Тонкий, длинный резиновый шнур. Воздух свистит. Сильная, обжигающая боль, быстро проникающая в глубину и жгущая изнутри. Отчаянные вопли «Мамочка! Мамочка, не надо! Мамочка! Больно! Ма-а-амочка!!!» В ответ на это шнур свистит ещё сильней, ещё... Разъярённая «мамочка», превратившаяся в зверя, истязающего собственное дитя, свирепеющая тем больше, чем больше ребёнок её боится... Мечущийся, дико орущий ребёнок... Слова быстро заканчиваются, остаётся только рёв, страшный, горловой рёв, срывающийся голос, когда ребёнок уже безумен. Исступление. Уже не бьют, уже давно вообще никого нет рядом, а ребёнок всё орёт — он уже больше ничего не видит... Что было, что произошло, он помнит плохо. Постепенно приходя в себя, начинает видеть, где он находится после побоища, как что-то разбросано, что-то свезено, иногда разбито или пролито... Краснеют и чешутся места, по которым прошёлся шнур. Завтра они «расцветут» всеми цветами радуги: красным, жёлтым, фиолетовым, зеленоватым, коричневым...

* * *

« — Ты ещё не закончила уборку? — испуганно глядя на меня спросил брат. — Но ведь сейчас придёт мамочка, и тогда...

Я мысленно представила себе это «тогда» и моё сердце сжалось от страха. Так было всякий раз, когда мы ждали мать домой. Мы никогда не знали, в каком настроении она придёт с работы на этот раз, и всегда старались предупредить её малейшее желание.

Я уже успела сделать уборку в своей комнате, на кухне, и заканчивала мыть пол в коридоре.

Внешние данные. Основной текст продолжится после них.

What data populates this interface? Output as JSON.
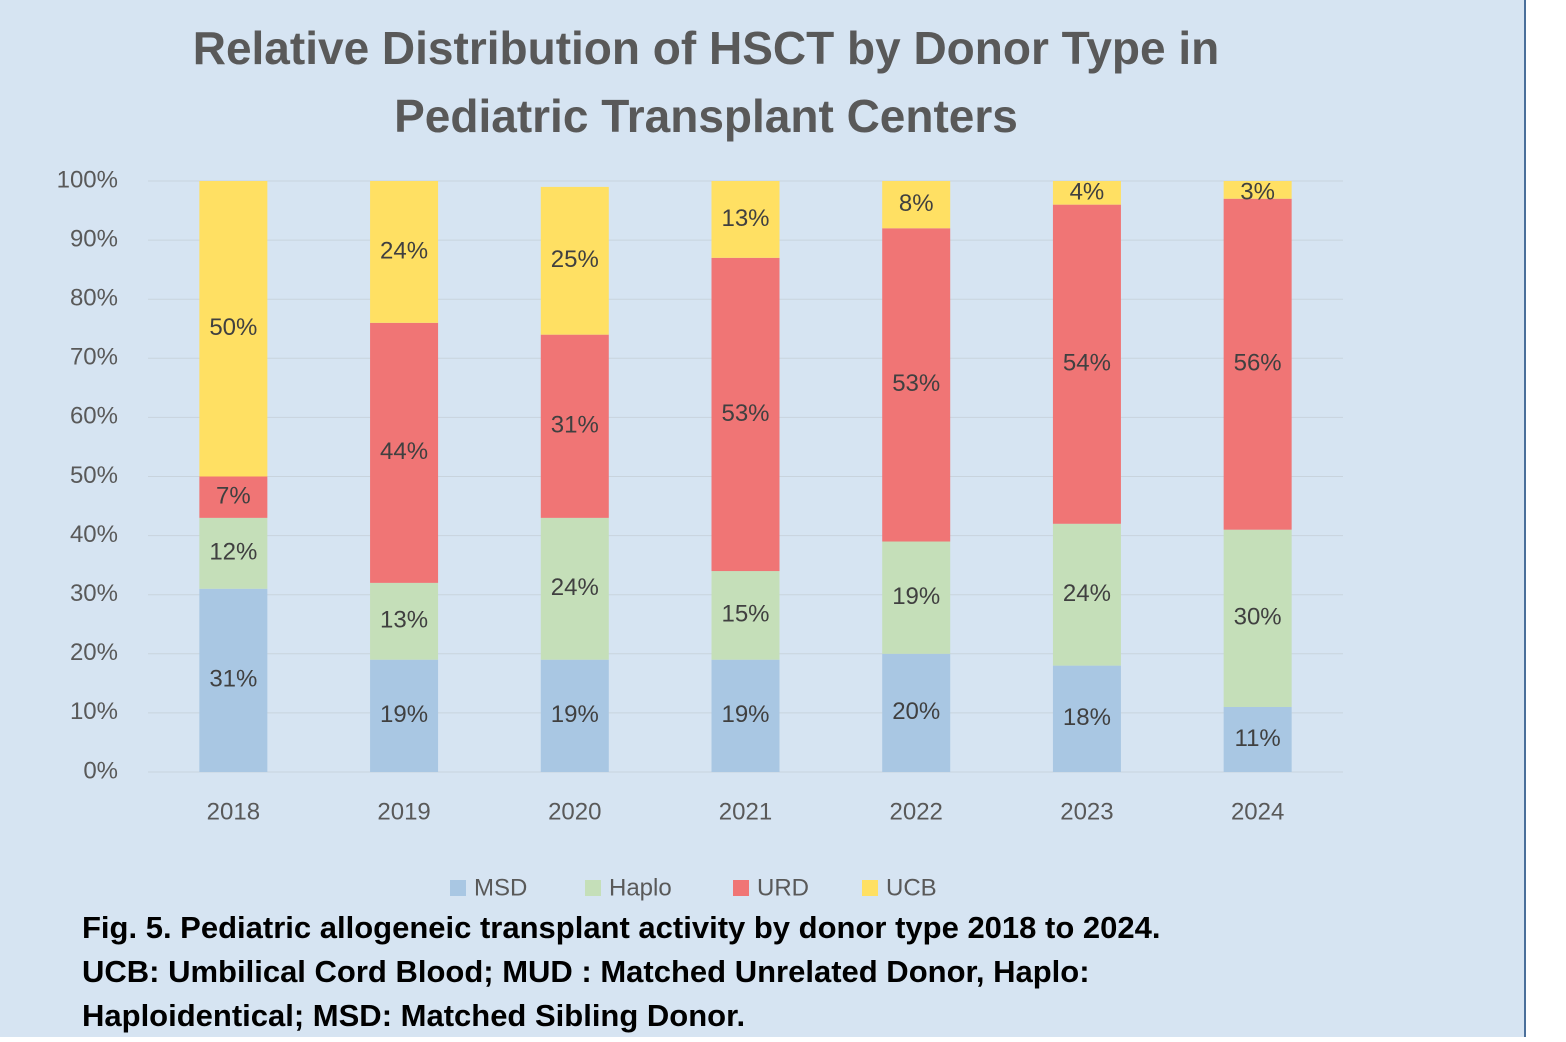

Мне ещё не было девяти, но я уже знала, что делать уборку, помогать матери и особенно всячески угождать ей — моя «святая обязанность».

Как бы в подтверждение слов брата за дверью раздался громкий стук каблуков, затем наглый трезвон в дверной звонок. Когда он раздавался, вся семья была обязана побросать свои дела, какими бы неотложными они ни были, и бежать встречать мать с работы. Если кто-нибудь опаздывал на этот спектакль, то он дорого платил за такое неуважение. Ну а не выйти из комнаты было равносильно преступлению. Сегодня дела обстояли ещё хуже, чем обычно: отец работал в ночную смену, некому было нас защитить, мы были полностью в её власти и она могла делать с нами всё, что ей вздумается.

Итак, мы обменялись полными отчаяния взглядами и брат кинулся открывать дверь. Мать вошла, и мне показалось, что она занимает весь проём двери, хотя она довольно маленького роста и хрупкого телосложения. Взглянув на её лицо, мы поняли, что дело плохо: мать была в плохом настроении. Увидев меня, она застыла на месте. Захваченная врасплох, я хотела бы провалиться сквозь землю и не смела даже бросить тряпку, с которой на пол капала грязная вода, так как это могло вызвать взрыв. Мой брат тут же кинулся на подмогу.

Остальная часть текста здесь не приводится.